1 Este texto es una elaboración de la ponencia presentada en el XI Congreso de Antropología en Colombia, en el Simposio «Expresiones Religiosas en la Colombia Contemporánea», realizado en Santafé de Antioquia del 24 al 26 de agosto de 2005. Agradezco especialmente a Mauricio Adarve por abrirme espacio para esta presentación, así como por generar escenarios académicos para la discusión e intercambio académico sobre el tema a nivel nacional e internacional. Y nuevamente refiero mi gratitud al profesor Carlos Alberto Uribe Tobón por su generosa orientación en mi trabajo.

2 Antropóloga. Investigadora del Grupo de Estudios Sociales de las Religiones y Creencias (Gesrec) y de la Red de Estudios en Etnopsiquiatría e Historia Social de la Locura, ambos de la Universidad Nacional de Colombia.

3 El Concilio Vaticano II fue convocado por el Papa Juan XXIII en el año de 1959 y realizado entre 1962 y 1965. Desde sus prolegómenos hasta la emisión de sus actas finales estuvo marcado por una insistencia en el diálogo ecuménico y en la participación de los laicos católicos. Para muchos, este concilio constituye un paso determinante en laT apertura de la iglesia católica a las demandas modernas, no sólo en el nivel estructural y dogmático per se, sino en su relación con los feligreses, con miembros de otras iglesias y confesiones y con agnósticos y ateos. Tal apertura hacia la transformación, como era de esperarse, le significó duras críticas de parte de los sectores más conservadores de la estructura eclesiástica.

4 Ejemplo de ello es la constante referencia en el Concilio Vaticano II a la figura de la ecclesia como comunidad cristiana –análoga a las comunidades del cristianismo primitivo– y la «democratización de la santidad» como lo señala Jaramillo (1978) para corrientes laicales como la Renovación Carismática.

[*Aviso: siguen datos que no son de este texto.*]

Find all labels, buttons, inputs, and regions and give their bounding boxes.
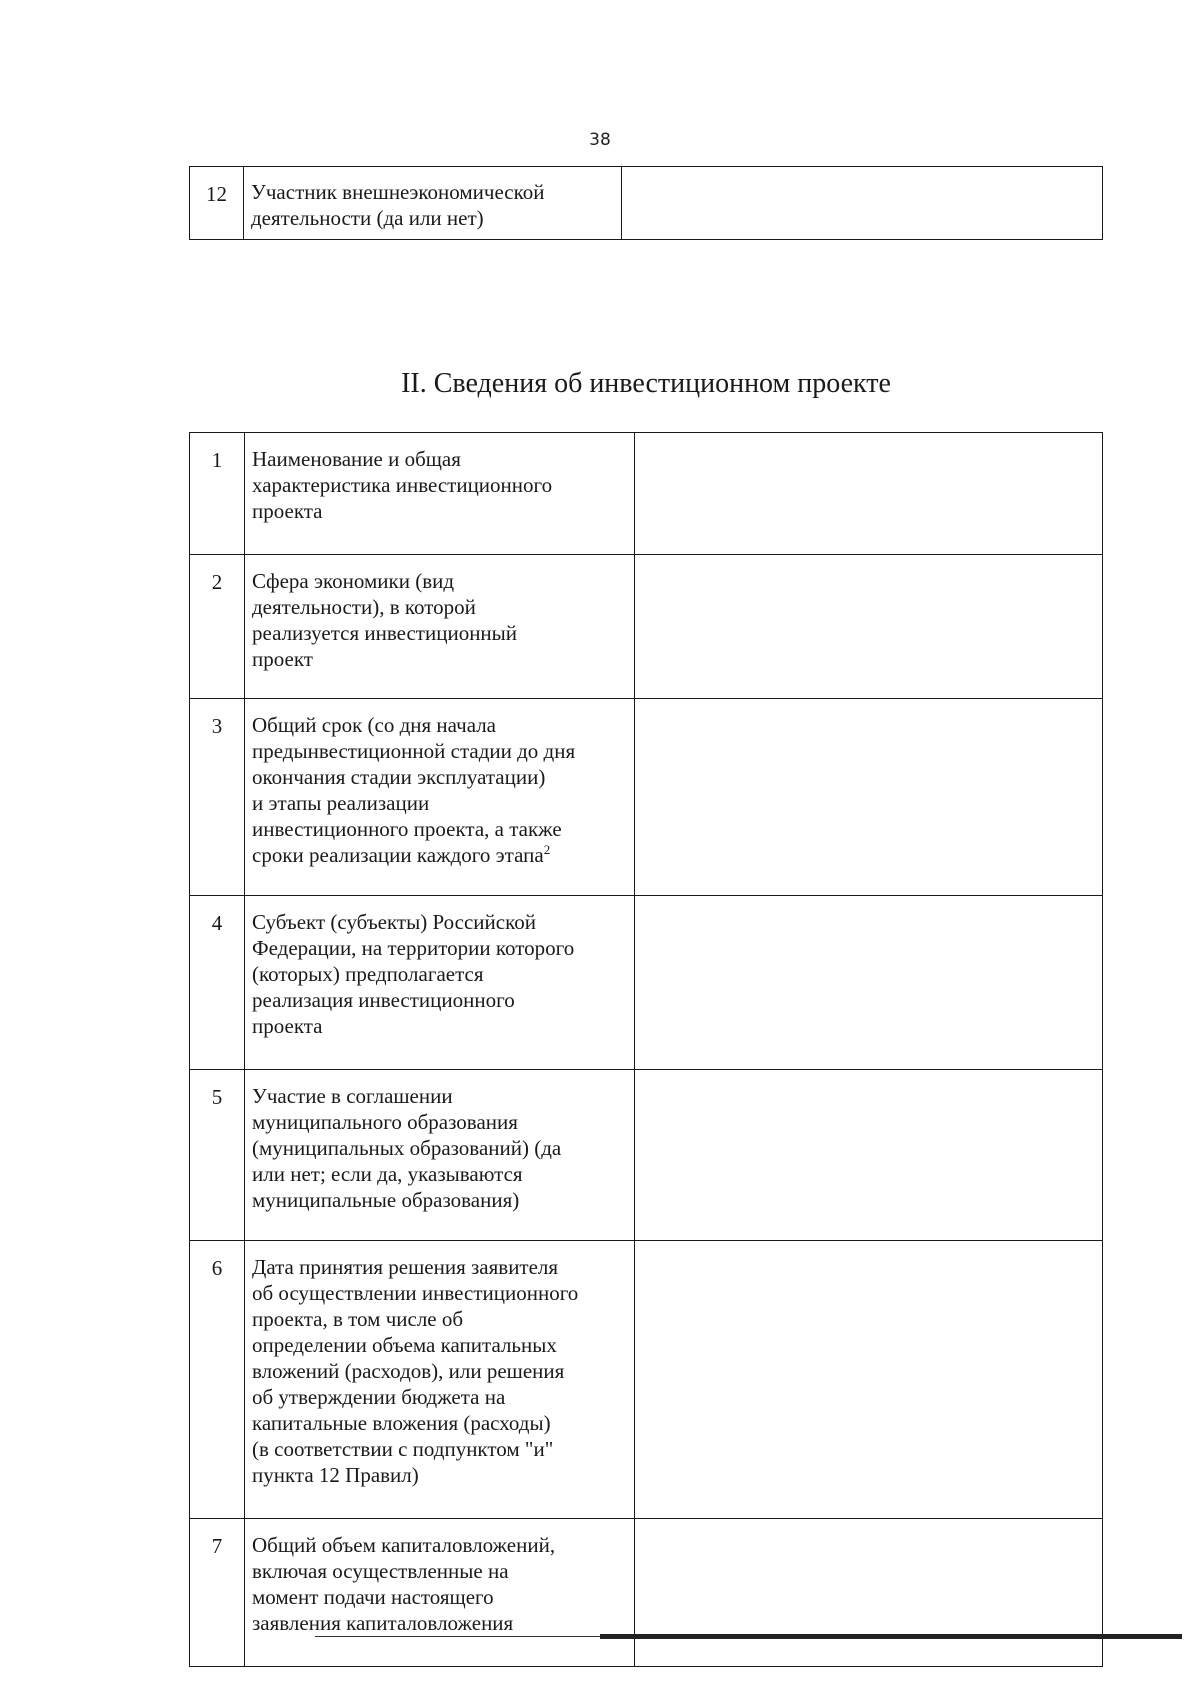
- investment-project-table: [189, 432, 1103, 1667]
- row-number: 2: [190, 555, 245, 699]
- table-row: [190, 555, 1103, 699]
- row-value-field[interactable]: [622, 167, 1103, 240]
- row-number: 12: [190, 167, 244, 240]
- row-number: 3: [190, 699, 245, 896]
- row-number: 6: [190, 1241, 245, 1519]
- row-label-text: Сфера экономики (вид деятельности), в которой реализуется инвестиционный проект: [252, 569, 518, 671]
- row-value-field[interactable]: [635, 555, 1103, 699]
- row-value-field[interactable]: [635, 433, 1103, 555]
- table-row: [190, 1070, 1103, 1241]
- row-value-field[interactable]: [635, 699, 1103, 896]
- row-label: [245, 699, 635, 896]
- section-heading: II. Сведения об инвестиционном проекте: [401, 368, 891, 399]
- row-number: 1: [190, 433, 245, 555]
- row-number: 7: [190, 1519, 245, 1667]
- row-value-field[interactable]: [635, 1241, 1103, 1519]
- row-value-field[interactable]: [635, 1070, 1103, 1241]
- row-label: [245, 1241, 635, 1519]
- table-row: [190, 167, 1103, 240]
- row-label: [245, 896, 635, 1070]
- row-number: 4: [190, 896, 245, 1070]
- applicant-info-table: [189, 166, 1103, 240]
- table-row: [190, 896, 1103, 1070]
- row-label: [244, 167, 622, 240]
- row-label: [245, 555, 635, 699]
- row-label-text: Участник внешнеэкономической деятельности (да или нет): [251, 180, 545, 230]
- row-label: [245, 433, 635, 555]
- page-number: 38: [589, 130, 611, 150]
- table-row: [190, 699, 1103, 896]
- row-label: [245, 1070, 635, 1241]
- row-label-text: Общий срок (со дня начала предынвестиционной стадии до дня окончания стадии эксплуатации) и этапы реализации инвестиционного проекта, а также сроки реализации каждого этапа: [252, 713, 576, 867]
- row-value-field[interactable]: [635, 896, 1103, 1070]
- scan-edge-line: [600, 1634, 1182, 1639]
- row-number: 5: [190, 1070, 245, 1241]
- footnote-marker: 2: [543, 842, 551, 857]
- footnote-separator-line: [315, 1636, 615, 1637]
- row-label-text: Дата принятия решения заявителя об осуществлении инвестиционного проекта, в том числе об определении объема капитальных вложений (расходов), или решения об утверждении бюджета на капитальные вложения (расходы) (в соответствии с подпунктом "и" пункта 12 Правил): [252, 1255, 579, 1487]
- row-label-text: Общий объем капиталовложений, включая осуществленные на момент подачи настоящего заявления капиталовложения: [252, 1533, 556, 1635]
- row-label: [245, 1519, 635, 1667]
- table-row: [190, 1241, 1103, 1519]
- row-value-field[interactable]: [635, 1519, 1103, 1667]
- row-label-text: Субъект (субъекты) Российской Федерации, на территории которого (которых) предполагается реализация инвестиционного проекта: [252, 910, 575, 1038]
- table-row: [190, 1519, 1103, 1667]
- row-label-text: Участие в соглашении муниципального образования (муниципальных образований) (да или нет; если да, указываются муниципальные образования): [252, 1084, 562, 1212]
- table-row: [190, 433, 1103, 555]
- row-label-text: Наименование и общая характеристика инвестиционного проекта: [252, 447, 553, 523]
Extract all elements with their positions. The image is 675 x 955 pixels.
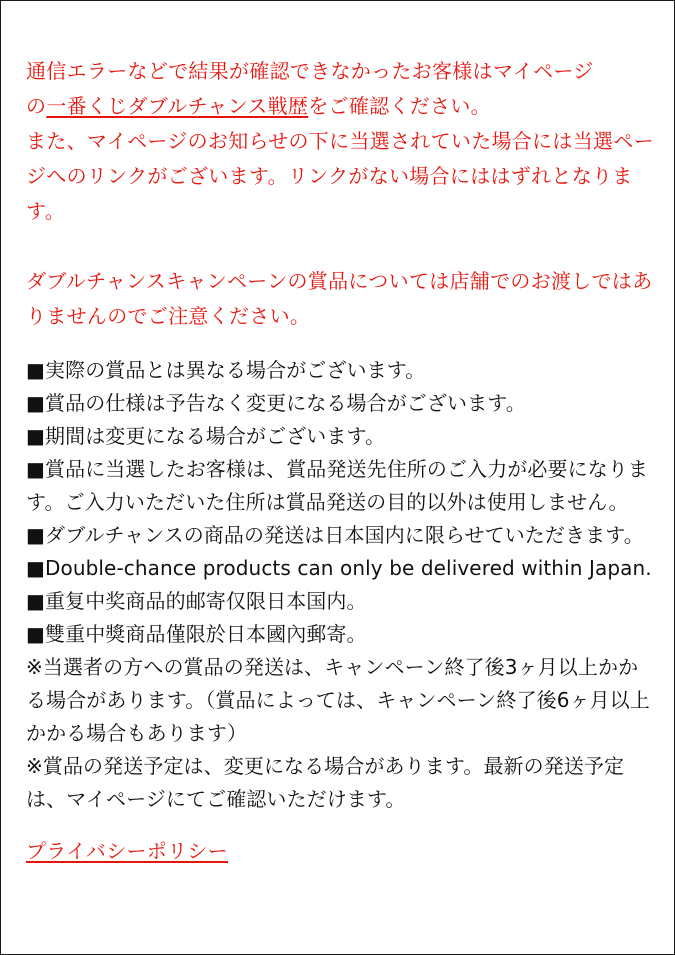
terms-item: ■Double-chance products can only be delivered within Japan. bbox=[26, 556, 652, 580]
error-notice bbox=[26, 54, 656, 229]
terms-item: ■実際の賞品とは異なる場合がございます。 bbox=[26, 358, 426, 382]
footer bbox=[26, 834, 656, 869]
error-notice-line1: 通信エラーなどで結果が確認できなかったお客様はマイページ bbox=[26, 59, 594, 83]
terms-item: ■ダブルチャンスの商品の発送は日本国内に限らせていただきます。 bbox=[26, 523, 644, 547]
terms-item: ■雙重中獎商品僅限於日本國內郵寄。 bbox=[26, 622, 367, 646]
spacer bbox=[26, 229, 656, 264]
notice-content bbox=[26, 54, 656, 869]
terms-list bbox=[26, 354, 656, 816]
spacer bbox=[26, 816, 656, 834]
terms-item: ■賞品の仕様は予告なく変更になる場合がございます。 bbox=[26, 391, 526, 415]
store-notice: ダブルチャンスキャンペーンの賞品については店舗でのお渡しではありませんのでご注意ください。 bbox=[26, 269, 653, 328]
winning-page-notice: また、マイページのお知らせの下に当選されていた場合には当選ページへのリンクがございます。リンクがない場合にははずれとなります。 bbox=[26, 129, 654, 223]
terms-item: ■期間は変更になる場合がございます。 bbox=[26, 424, 386, 448]
terms-item: ■重复中奖商品的邮寄仅限日本国内。 bbox=[26, 589, 367, 613]
privacy-policy-link[interactable]: プライバシーポリシー bbox=[26, 839, 228, 863]
terms-item: ※賞品の発送予定は、変更になる場合があります。最新の発送予定は、マイページにてご確認いただけます。 bbox=[26, 754, 625, 811]
error-notice-suffix: をご確認ください。 bbox=[308, 94, 491, 118]
spacer bbox=[26, 334, 656, 354]
double-chance-history-link[interactable]: 一番くじダブルチャンス戦歴 bbox=[46, 94, 309, 118]
terms-item: ※当選者の方への賞品の発送は、キャンペーン終了後3ヶ月以上かかる場合があります。（賞品によっては、キャンペーン終了後6ヶ月以上かかる場合もあります） bbox=[26, 655, 650, 745]
terms-item: ■賞品に当選したお客様は、賞品発送先住所のご入力が必要になります。ご入力いただいた住所は賞品発送の目的以外は使用しません。 bbox=[26, 457, 648, 514]
error-notice-prefix: の bbox=[26, 94, 47, 118]
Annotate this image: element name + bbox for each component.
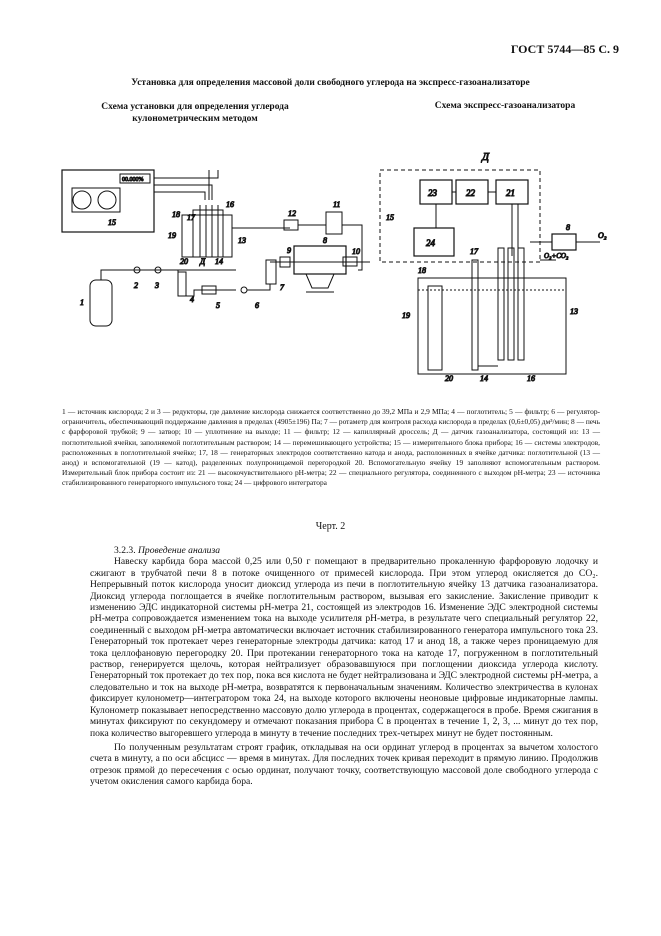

5 En esta reedición, la iglesia reconoce además los avances en psiquiatría y psicología para discernir entre los poseídos y los enfermos mentales.

6 Dentro de este contexto es necesario referir que tales prácticas circulan constantemente y son legitimadas a través de los massmedia. La prensa y las cadenas de TV en todo el globo hacen eco a los fenómenos locales que refieren tanto los milagros de Dios como la acción del demonio –cf., por ejemplo, la aparición del rostro de Bin Laden en el humo de las Torres Gemelas y su subsiguiente analogía con el rostro del diablo–. Igualmente son los portadores por excelencia de cada «buena nueva» de El Vaticano. El Internet está invadido de sitios web anti-satánicos –católicos, pentecostales o cristianos evangélicos–, en los que se difunden miles de prácticas rituales para contrarrestar la acción inminente de El Maligno. Del mismo modo, el tema del demonio también ha sido actualizado en el cine, en películas como El exorcismo de Emily Rose , la repetición en cartelera de La última tentación de Cristo y El exorcista e, incluso, la versión de La pasión de Cristo de Mel Gibson, en donde la tecnología cinematográfica sirve a la espectacularización barroca del combate entre el bien y el mal.

7 Este es un nombre ficticio. De aquí en adelante todos los nombres de los implicados han sido cambiados para proteger su identidad, incluyendo el de la comunidad carismática a la que se hace referencia.

8 De la Congregación de San Juan Eudes o Congregación de Jesús y María.

9 Reconstrucción del relato de Carmela Jiménez a partir de la información de los diarios de campo de la autora (mayo a noviembre de 2004), en los que se registraron conversaciones informales sobre el evento particular.

10 Transcripción de los testimonios ofrecidos por Carmela y Dolores Jiménez en un Congreso de Mujeres organizado por la Comunidad Porvenir en Dios de El Minuto de Dios. Bogotá, 2001. En audio.

11 Cabe resaltar aquí que estas comunidades carismáticas católicas se autoproclaman discípulas del pensamiento paulino. Las cartas de San Pablo, según Borja, fueron determinantes en la posterior demonología cristiana occidental: «En sus textos daba por cierta la existencia de Satanás, no sólo como adversario sino que también amenazaba la cotidianidad de los creyentes» (1998: 351).